Yeni yıla Can Atalay için başlattığı 'anayasa nöbeti' ile girdi
İstanbul Üniversitesi Hukuk Fakültesi öğrencisi Ömer Faruk Aslan, yeni yıla, Çağlayan’daki İstanbul Adliyesi önünde “anayasa nöbeti” ile girdi.
DUVAR - İstanbul Üniversitesi Hukuk Fakültesi öğrencisi Ömer Faruk Aslan, yeni yıla, Çağlayan’daki İstanbul Adliyesi önünde “anayasa nöbeti” ile girdi. Türkiye İşçi Partisi (TİP) Hatay Milletvekili Can Atalay hakkında Anayasa Mahkemesi’nin (AYM) ikinci kez hak ihlali verilip tahliye edilmemesine karşı başlatılan nöbette Aslan, “53 gündür anayasa nöbeti tutuyoruz. Yeni yıldan, yani yaşamdan beklentilerimiz de adil, hakkaniyetli, hukuki öngörülebilirliğe sahip, anayasal devletin ve hukukun korunduğu, vatandaşlık vasfımızın yitirilmediği bir düzlem. İlgili mahkeme üyelerinin suç işlemeyi bıraktığı, utanma duygularını kazandıkları ve kararı uyguladıkları bir yıl diliyoruz” dedi.

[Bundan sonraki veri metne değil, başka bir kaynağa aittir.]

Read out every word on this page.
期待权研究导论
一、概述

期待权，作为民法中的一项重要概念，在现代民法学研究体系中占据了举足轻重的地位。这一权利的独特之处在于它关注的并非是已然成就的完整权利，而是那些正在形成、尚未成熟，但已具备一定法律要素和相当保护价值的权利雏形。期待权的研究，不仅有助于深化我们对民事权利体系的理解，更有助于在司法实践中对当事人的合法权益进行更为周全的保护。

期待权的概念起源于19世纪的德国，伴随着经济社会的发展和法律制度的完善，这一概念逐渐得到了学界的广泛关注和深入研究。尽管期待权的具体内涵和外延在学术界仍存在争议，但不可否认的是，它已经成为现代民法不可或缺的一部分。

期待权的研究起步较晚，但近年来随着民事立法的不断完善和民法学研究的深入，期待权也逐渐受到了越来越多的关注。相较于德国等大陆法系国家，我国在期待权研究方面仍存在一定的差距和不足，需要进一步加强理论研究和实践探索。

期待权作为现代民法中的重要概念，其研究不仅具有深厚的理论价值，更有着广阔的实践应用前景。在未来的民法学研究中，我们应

TİP Hatay Milletvekili Can Atalay hakkında AYM’nin ikinci kez “hak ihlali” kararı vermesine karşın Atalay’ın halen tahliye edilmemesi nedeniyle Çağlayan’daki İstanbul Adliyesi önünde “anayasa nöbeti” başlatan İstanbul Üniversitesi Hukuk Fakültesi öğrencisi Ömer Faruk Aslan, protestosunu yılbaşında da sürdürdü. Burada konuşan Aslan, Yargıtay 3. Ceza Dairesi’nin, Türkiye Cumhuriyeti’ni ve Anayasa’yı tanımadığını belirtti. Aslan, şunları söyledi:
“Şunu unutmamak gerek. Anayasa’nın tüm maddeleri birbirine eşittir. Dolayısıyla bugün geldiğimiz noktada Yargıtay 3. Ceza Dairesi ve İstanbul 13. Ağır Ceza Mahkemesi, hakimlerine göre ne seçilmişler seçilmiş ne atananlar atanmış ne de vatandaş vatandaştır. Anayasal devlet savunusu, Gençliğe Hitabe’den ve Bursa Nutku’ndan anlaşılacağı üzere vatandaşlık bilincine sahip gençlerin görevidir. Ben bu bilinç ile 8 Kasım’da tek başıma elime bayrağımı alıp Çağlayan Adliyesi önüne geldim. Sonrasında da burada tanıştığımız arkadaşlarım beni yalnız bırakmadı ve her gün 19.00-21.00 arasında nöbetteyiz. Bizler onurumuzu ve vatandaşlığımızı korumak için anayasa nöbetine devam ederken bunun yalnızca bizlerin görevi olmadığını; esasında toplumsal muhalefeti yönlendirmesi gereken siyasi partilerin ve demokratik kitle örgütlerinin görevi olduğunu, bu hususta söz verenlerin sözlerini tutması gerektiğini bir kez daha hatırlatıyoruz. Seneler, insan hayatını bölen kesitlerdir. Bu kesitlerin toplamına hayat deriz.
“YENİ YILDAN BEKLENTİMİZ, VATANDAŞLIK VASFIMIZIN YİTİRİLMEDİĞİ BİR DÜZLEM”
Yeni yıldan taleplerimiz aynı zamanda hayat için taleplerimizdir. Yeni yıla nasıl girersen öyle geçer derler. Biz biliyoruz ki hayat adaletle, hakkaniyetle, güvenlikle, hukukla, onurla ve özgürlükle yaşandığında cidden yaşamdır ve yaşanmaya değer. Dolayısıyla bugün buradayız. Anayasa nöbeti tutarken tam 53 gündür anayasal devleti, kurumsal işleyişi savunuyor, ülkemizin anayasal devletten keyfi bir buyruk idaresine dönüşmesi tehlikesine karşı tepkimizi gösteriyoruz. Bizler bu sebepten 53 gündür anayasa nöbeti tutuyoruz. Yeni yıldan, yani yaşamdan beklentilerimiz de adil, hakkaniyetli, hukuki öngörülebilirliğe sahip, anayasal devletin ve hukukun korunduğu, vatandaşlık vasfımızın yitirilmediği bir düzlem. İlgili mahkeme üyelerinin suç işlemeyi bıraktığı, utanma duygularını kazandıkları ve kararı uyguladıkları bir yıl diliyoruz. Tüm halkımıza mutlu yıllar diliyoruz. Anayasa nöbeti devam ediyor.”